Screenshot 2018-01-16 20.26.40

The Omoshiroi memo block went viral, and at one point my blog post was the 2nd English language result on Google for people trying to buy one.

I got more visitors in 2 days than I did in all of 2015. Which translated into 0 book sales, 0 blog followers, and 0 email subs. Which is fine, of course.
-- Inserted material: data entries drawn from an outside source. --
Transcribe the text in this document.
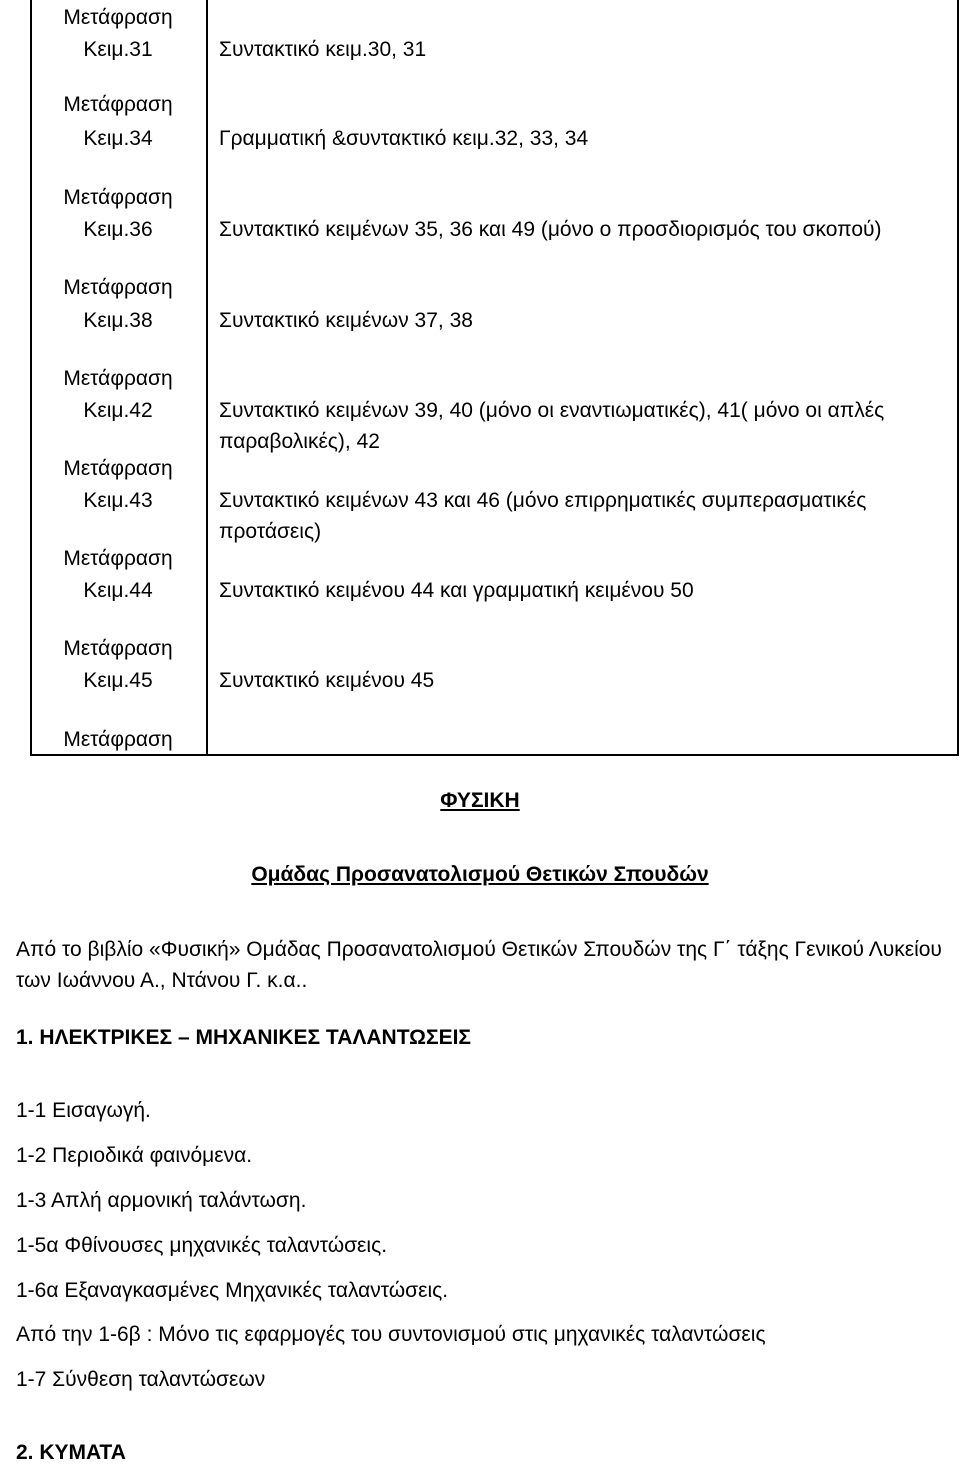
Μετάφραση
Κειμ.31
Μετάφραση
Κειμ.34
Μετάφραση
Κειμ.36
Μετάφραση
Κειμ.38
Μετάφραση
Κειμ.42
Μετάφραση
Κειμ.43
Μετάφραση
Κειμ.44
Μετάφραση
Κειμ.45
Μετάφραση
Συντακτικό κειμ.30, 31
Γραμματική &συντακτικό κειμ.32, 33, 34
Συντακτικό κειμένων 35, 36 και 49 (μόνο ο προσδιορισμός του σκοπού)
Συντακτικό κειμένων 37, 38
Συντακτικό κειμένων 39, 40 (μόνο οι εναντιωματικές), 41( μόνο οι απλές παραβολικές), 42
Συντακτικό κειμένων 43 και 46 (μόνο επιρρηματικές συμπερασματικές προτάσεις)
Συντακτικό κειμένου 44 και γραμματική κειμένου 50
Συντακτικό κειμένου 45
ΦΥΣΙΚΗ
Ομάδας Προσανατολισμού Θετικών Σπουδών
Από το βιβλίο «Φυσική» Ομάδας Προσανατολισμού Θετικών Σπουδών της Γ΄ τάξης Γενικού Λυκείου των Ιωάννου Α., Ντάνου Γ. κ.α..
1. ΗΛΕΚΤΡΙΚΕΣ – ΜΗΧΑΝΙΚΕΣ ΤΑΛΑΝΤΩΣΕΙΣ
1-1 Εισαγωγή.
1-2 Περιοδικά φαινόμενα.
1-3 Απλή αρμονική ταλάντωση.
1-5α Φθίνουσες μηχανικές ταλαντώσεις.
1-6α Εξαναγκασμένες Μηχανικές ταλαντώσεις.
Από την 1-6β : Μόνο τις εφαρμογές του συντονισμού στις μηχανικές ταλαντώσεις
1-7 Σύνθεση ταλαντώσεων
2. ΚΥΜΑΤΑ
These are hits from people who are, like me, into divine stationery, but not, unlike me, into twisty and worrisome consent issues in gay porn.

But it does highlight the flaw in one of my 2018 goals, which was to hit 10,000 unique blog visitors.

Having a glut of blog visitors raises the question, “Why was this my goal?” XX visitors doesn’t relate to engagement, or readers, or people who want to swap pictures of yummy new inks.

Speaking of, I’m not the only person drooling over Takeda Jimuki Limited Edition Kyo No Oto Hisoku from Jet Pens, right?

Screenshot 2018-01-16 20.33.31.png

 

So, I’m discarding this goal. Here’s a better goal. My best ever writing month was January 2015, with 61,547 words. My goal is to beat this before 1 July 2018.

More words translates (roughly) into getting a new book out faster. Getting a new book out . . . ? It’s everything.

Now that’s a goal I can work toward.